Collapsing the courtship plot: the challenge to mid-Victorian romance in New Woman short stories of the 1890s
journal contributionposted on 11.11.2020, 11:48 by Anne-Marie BellerAnne-Marie Beller
The New Woman writing of the 1890s grappled with the legacy of mid-nineteenth century constructions of romance and gender ideology. In their bid to promote a new vision of heterosexual relations between the sexes, New Woman writers often explicitly engaged with earlier ideals of Separate Spheres and the “Angel in the House.” The short story provided an ideal form for exploring these issues, freeing writers from the generic conventions of the traditional three-volume novel. This article examines the ways in which three women writers of the 1890s attempted to rewrite the script of mid-Victorian courtship through the short story genre.
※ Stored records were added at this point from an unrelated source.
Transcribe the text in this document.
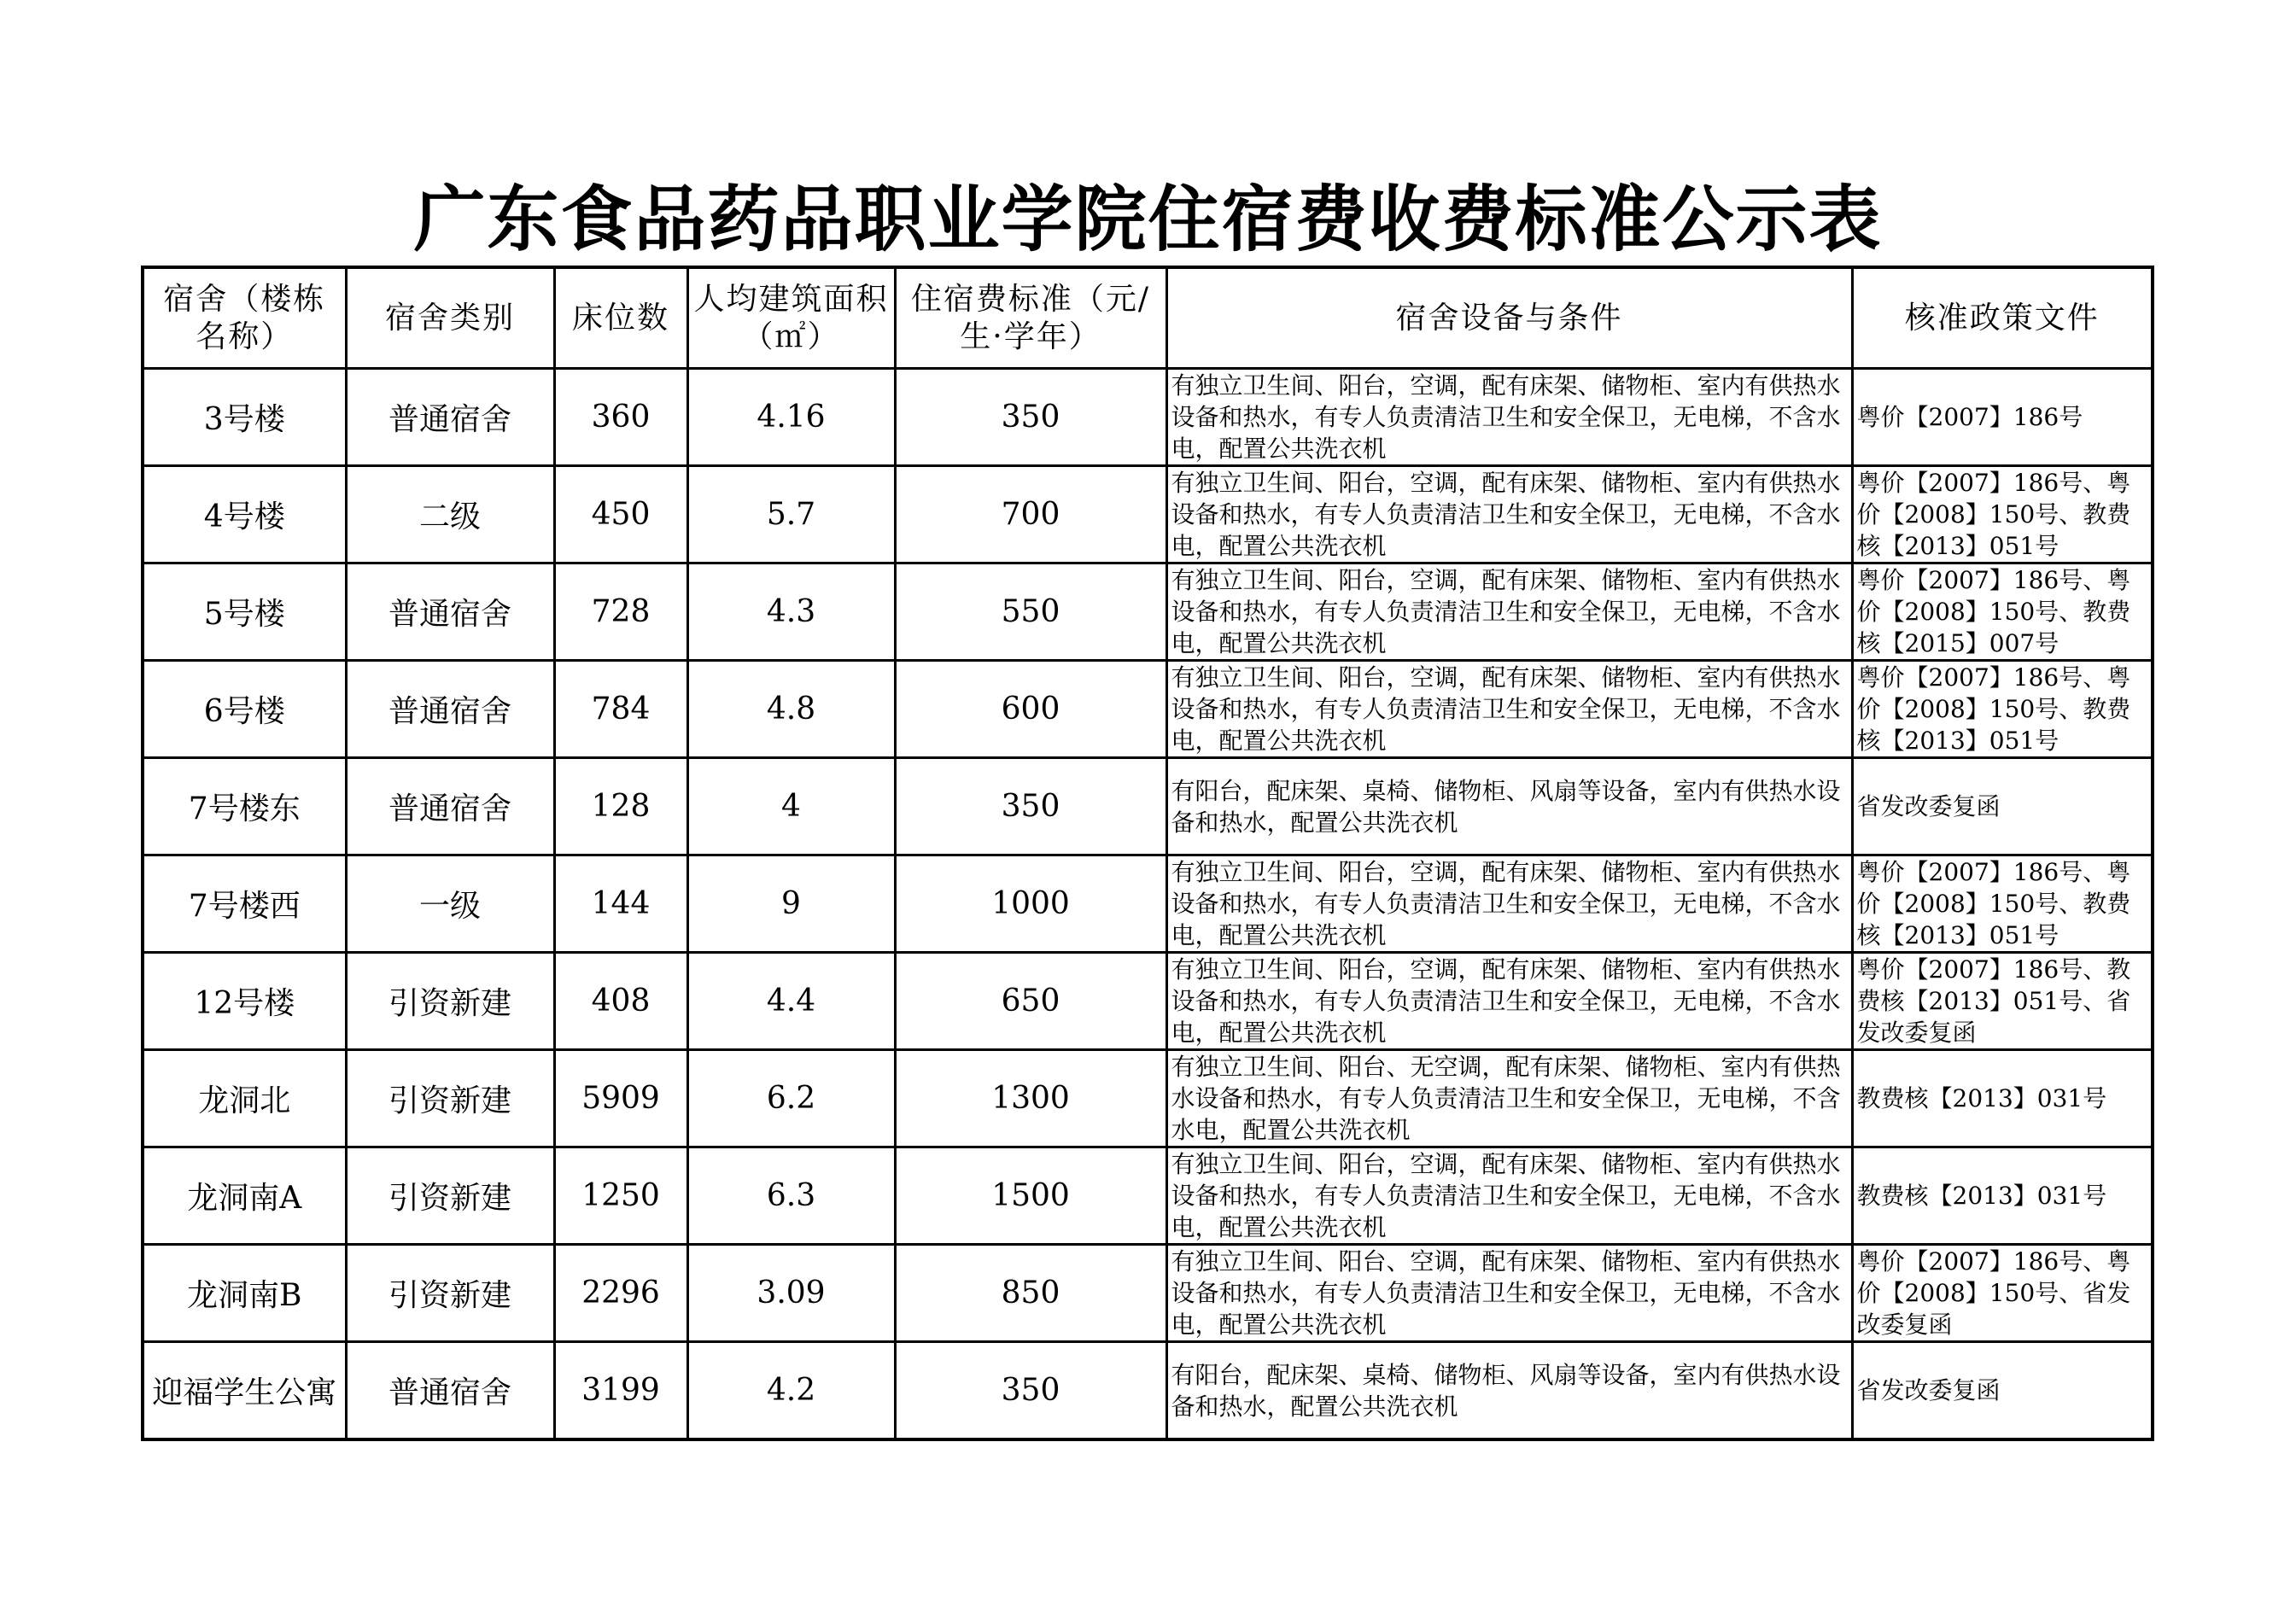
广东食品药品职业学院住宿费收费标准公示表
宿舍（楼栋名称）	宿舍类别	床位数	人均建筑面积（㎡）	住宿费标准（元/生·学年）	宿舍设备与条件	核准政策文件
3号楼	普通宿舍	360	4.16	350	有独立卫生间、阳台，空调，配有床架、储物柜、室内有供热水设备和热水，有专人负责清洁卫生和安全保卫，无电梯，不含水电，配置公共洗衣机	粤价【2007】186号
4号楼	二级	450	5.7	700	有独立卫生间、阳台，空调，配有床架、储物柜、室内有供热水设备和热水，有专人负责清洁卫生和安全保卫，无电梯，不含水电，配置公共洗衣机	粤价【2007】186号、粤价【2008】150号、教费核【2013】051号
5号楼	普通宿舍	728	4.3	550	有独立卫生间、阳台，空调，配有床架、储物柜、室内有供热水设备和热水，有专人负责清洁卫生和安全保卫，无电梯，不含水电，配置公共洗衣机	粤价【2007】186号、粤价【2008】150号、教费核【2015】007号
6号楼	普通宿舍	784	4.8	600	有独立卫生间、阳台，空调，配有床架、储物柜、室内有供热水设备和热水，有专人负责清洁卫生和安全保卫，无电梯，不含水电，配置公共洗衣机	粤价【2007】186号、粤价【2008】150号、教费核【2013】051号
7号楼东	普通宿舍	128	4	350	有阳台，配床架、桌椅、储物柜、风扇等设备，室内有供热水设备和热水，配置公共洗衣机	省发改委复函
7号楼西	一级	144	9	1000	有独立卫生间、阳台，空调，配有床架、储物柜、室内有供热水设备和热水，有专人负责清洁卫生和安全保卫，无电梯，不含水电，配置公共洗衣机	粤价【2007】186号、粤价【2008】150号、教费核【2013】051号
12号楼	引资新建	408	4.4	650	有独立卫生间、阳台，空调，配有床架、储物柜、室内有供热水设备和热水，有专人负责清洁卫生和安全保卫，无电梯，不含水电，配置公共洗衣机	粤价【2007】186号、教费核【2013】051号、省发改委复函
龙洞北	引资新建	5909	6.2	1300	有独立卫生间、阳台、无空调，配有床架、储物柜、室内有供热水设备和热水，有专人负责清洁卫生和安全保卫，无电梯，不含水电，配置公共洗衣机	教费核【2013】031号
龙洞南A	引资新建	1250	6.3	1500	有独立卫生间、阳台，空调，配有床架、储物柜、室内有供热水设备和热水，有专人负责清洁卫生和安全保卫，无电梯，不含水电，配置公共洗衣机	教费核【2013】031号
龙洞南B	引资新建	2296	3.09	850	有独立卫生间、阳台、空调，配有床架、储物柜、室内有供热水设备和热水，有专人负责清洁卫生和安全保卫，无电梯，不含水电，配置公共洗衣机	粤价【2007】186号、粤价【2008】150号、省发改委复函
迎福学生公寓	普通宿舍	3199	4.2	350	有阳台，配床架、桌椅、储物柜、风扇等设备，室内有供热水设备和热水，配置公共洗衣机	省发改委复函
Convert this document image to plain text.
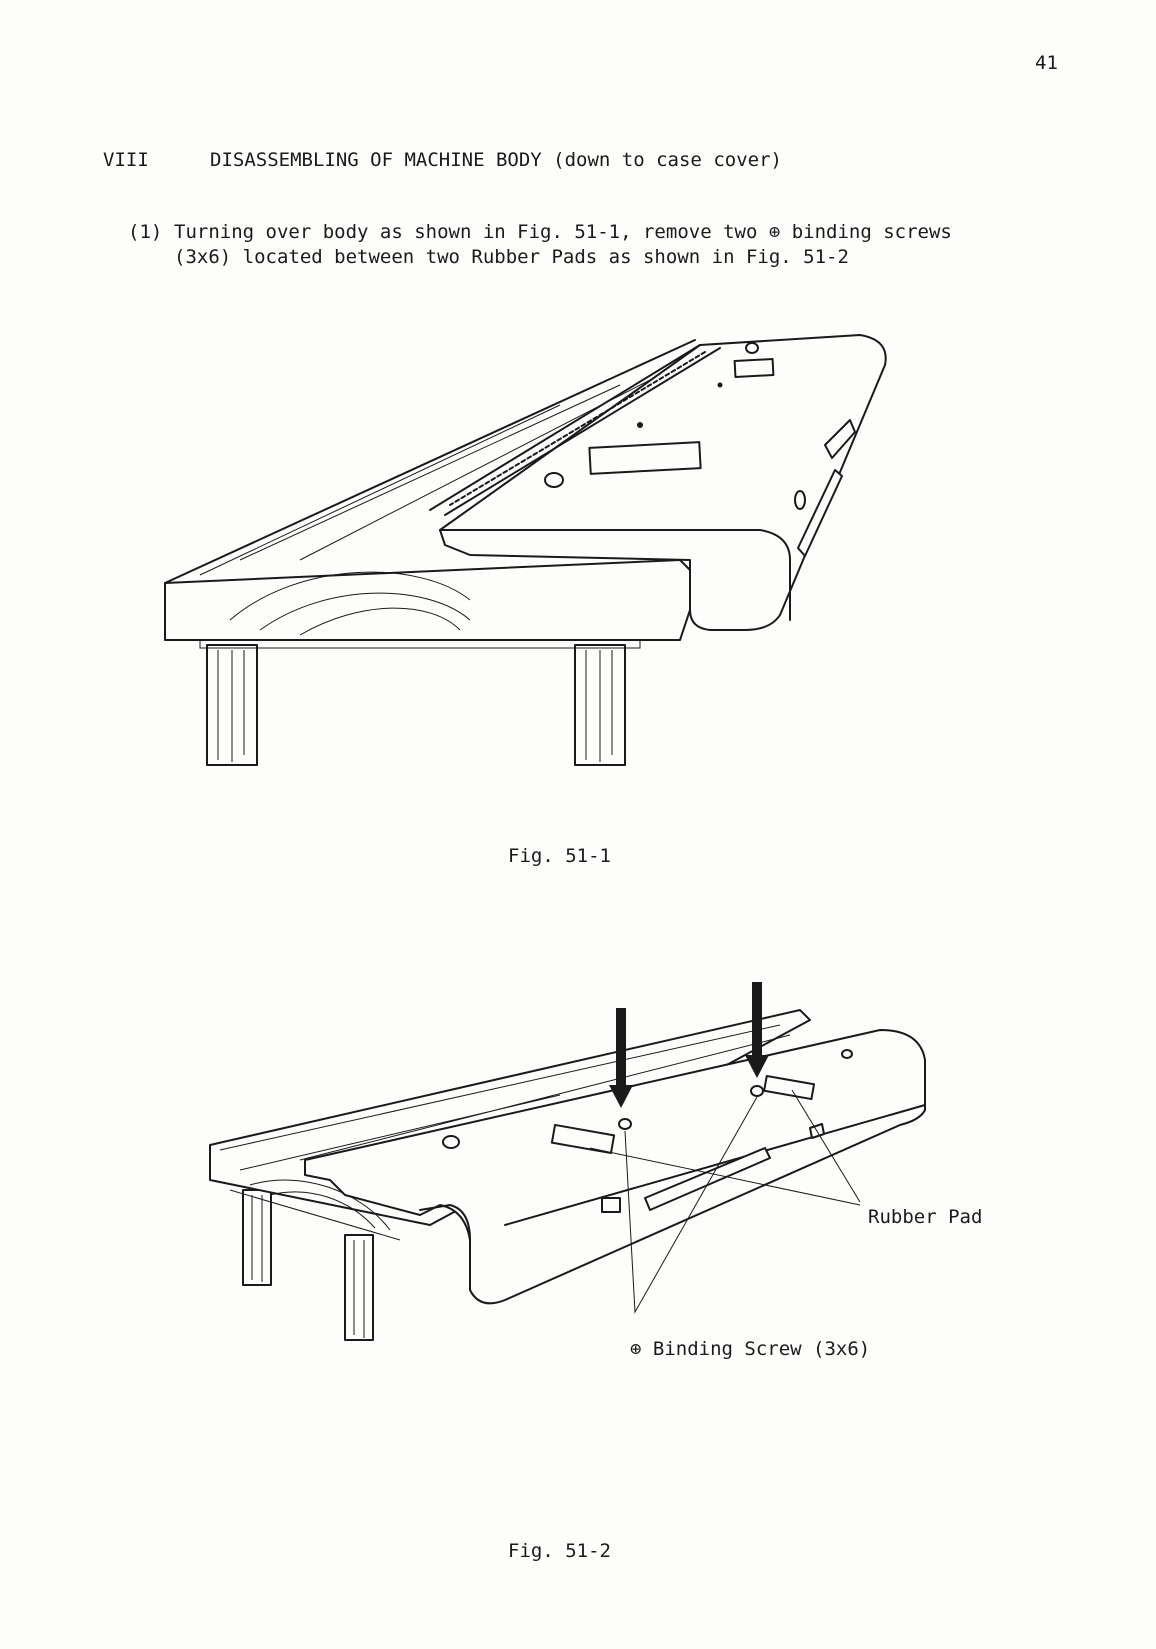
41
VIII	DISASSEMBLING OF MACHINE BODY (down to case cover)
(1) Turning over body as shown in Fig. 51-1, remove two ⊕ binding screws
(3x6) located between two Rubber Pads as shown in Fig. 51-2
Fig. 51-1
Rubber Pad
⊕ Binding Screw (3x6)
Fig. 51-2
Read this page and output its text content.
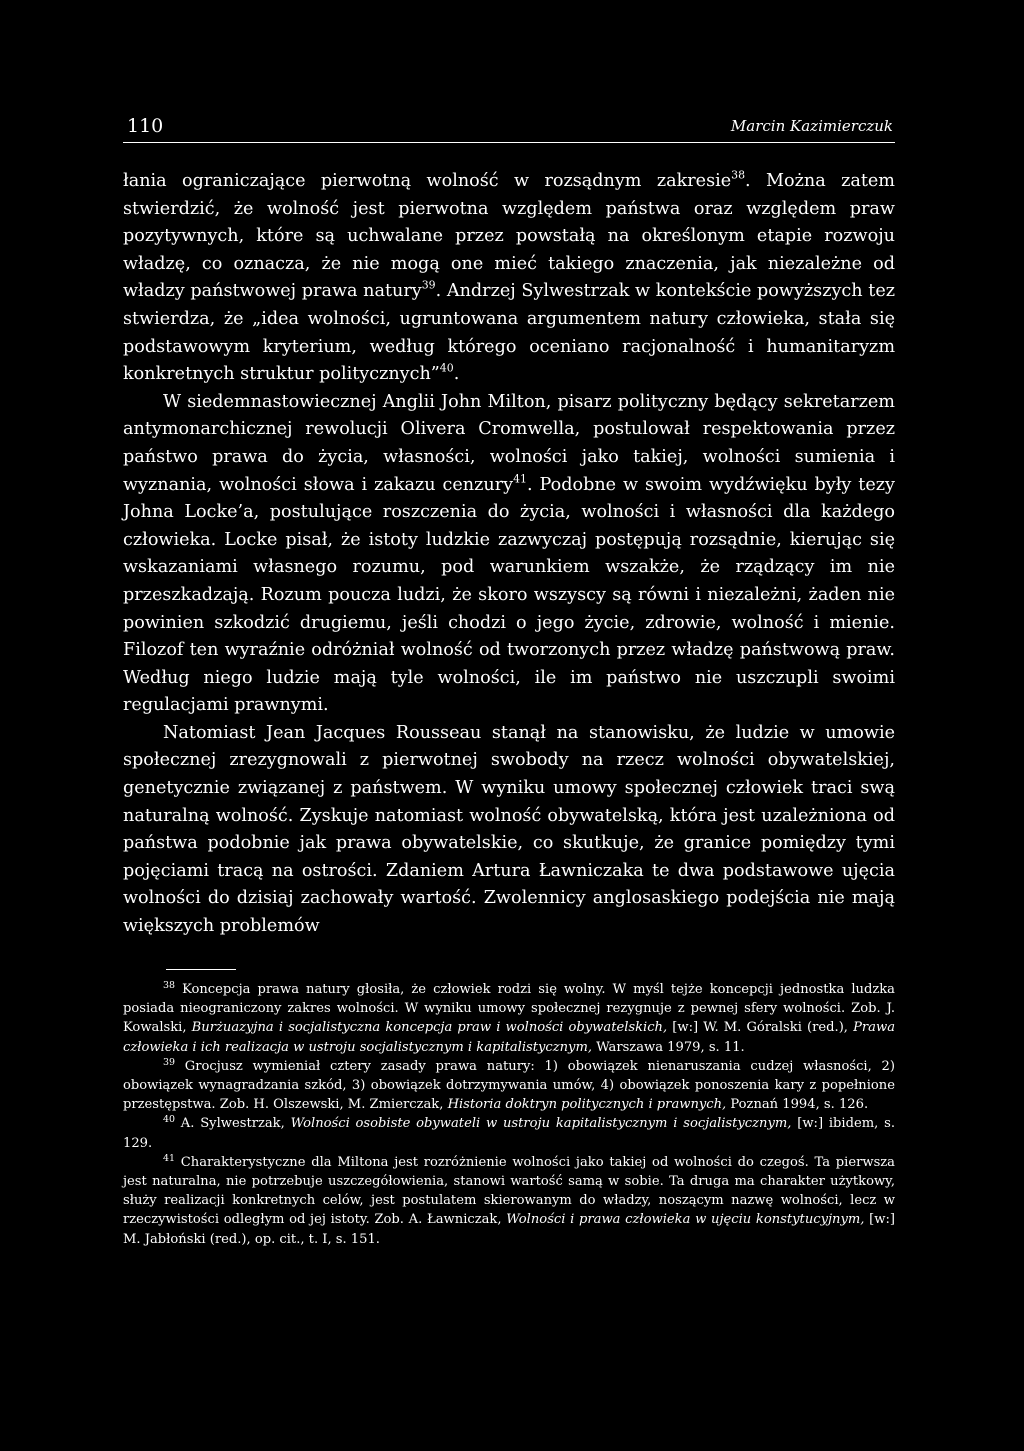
110	Marcin Kazimierczuk

łania ograniczające pierwotną wolność w rozsądnym zakresie$^{38}$. Można zatem stwierdzić, że wolność jest pierwotna względem państwa oraz względem praw pozytywnych, które są uchwalane przez powstałą na określonym etapie rozwoju władzę, co oznacza, że nie mogą one mieć takiego znaczenia, jak niezależne od władzy państwowej prawa natury$^{39}$. Andrzej Sylwestrzak w kontekście powyższych tez stwierdza, że „idea wolności, ugruntowana argumentem natury człowieka, stała się podstawowym kryterium, według którego oceniano racjonalność i humanitaryzm konkretnych struktur politycznych”$^{40}$.

W siedemnastowiecznej Anglii John Milton, pisarz polityczny będący sekretarzem antymonarchicznej rewolucji Olivera Cromwella, postulował respektowania przez państwo prawa do życia, własności, wolności jako takiej, wolności sumienia i wyznania, wolności słowa i zakazu cenzury$^{41}$. Podobne w swoim wydźwięku były tezy Johna Locke’a, postulujące roszczenia do życia, wolności i własności dla każdego człowieka. Locke pisał, że istoty ludzkie zazwyczaj postępują rozsądnie, kierując się wskazaniami własnego rozumu, pod warunkiem wszakże, że rządzący im nie przeszkadzają. Rozum poucza ludzi, że skoro wszyscy są równi i niezależni, żaden nie powinien szkodzić drugiemu, jeśli chodzi o jego życie, zdrowie, wolność i mienie. Filozof ten wyraźnie odróżniał wolność od tworzonych przez władzę państwową praw. Według niego ludzie mają tyle wolności, ile im państwo nie uszczupli swoimi regulacjami prawnymi.

Natomiast Jean Jacques Rousseau stanął na stanowisku, że ludzie w umowie społecznej zrezygnowali z pierwotnej swobody na rzecz wolności obywatelskiej, genetycznie związanej z państwem. W wyniku umowy społecznej człowiek traci swą naturalną wolność. Zyskuje natomiast wolność obywatelską, która jest uzależniona od państwa podobnie jak prawa obywatelskie, co skutkuje, że granice pomiędzy tymi pojęciami tracą na ostrości. Zdaniem Artura Ławniczaka te dwa podstawowe ujęcia wolności do dzisiaj zachowały wartość. Zwolennicy anglosaskiego podejścia nie mają większych problemów

$^{38}$ Koncepcja prawa natury głosiła, że człowiek rodzi się wolny. W myśl tejże koncepcji jednostka ludzka posiada nieograniczony zakres wolności. W wyniku umowy społecznej rezygnuje z pewnej sfery wolności. Zob. J. Kowalski, Burżuazyjna i socjalistyczna koncepcja praw i wolności obywatelskich, [w:] W. M. Góralski (red.), Prawa człowieka i ich realizacja w ustroju socjalistycznym i kapitalistycznym, Warszawa 1979, s. 11.

$^{39}$ Grocjusz wymieniał cztery zasady prawa natury: 1) obowiązek nienaruszania cudzej własności, 2) obowiązek wynagradzania szkód, 3) obowiązek dotrzymywania umów, 4) obowiązek ponoszenia kary z popełnione przestępstwa. Zob. H. Olszewski, M. Zmierczak, Historia doktryn politycznych i prawnych, Poznań 1994, s. 126.

$^{40}$ A. Sylwestrzak, Wolności osobiste obywateli w ustroju kapitalistycznym i socjalistycznym, [w:] ibidem, s. 129.

$^{41}$ Charakterystyczne dla Miltona jest rozróżnienie wolności jako takiej od wolności do czegoś. Ta pierwsza jest naturalna, nie potrzebuje uszczegółowienia, stanowi wartość samą w sobie. Ta druga ma charakter użytkowy, służy realizacji konkretnych celów, jest postulatem skierowanym do władzy, noszącym nazwę wolności, lecz w rzeczywistości odległym od jej istoty. Zob. A. Ławniczak, Wolności i prawa człowieka w ujęciu konstytucyjnym, [w:] M. Jabłoński (red.), op. cit., t. I, s. 151.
In different, but related ways, Mona Caird’s “The Yellow Drawing Room,” Ella D’Arcy’s “The Pleasure Pilgrim” and Ella Hepworth Dixon’s “One Doubtful Hour” all offer a challenge to the doctrine of separate spheres. Yet, while each of these texts critique what they present as outmoded views of woman’s sphere and nature, they also articulate the difficulties experienced by both genders in imagining an evolved and improved model of sexual relations. These short stories represent the collapse in New Woman fiction of the traditional “courtship plot” through a failure to re-imagine and re-map the mid-Victorian gender ideology they seek to dismantle.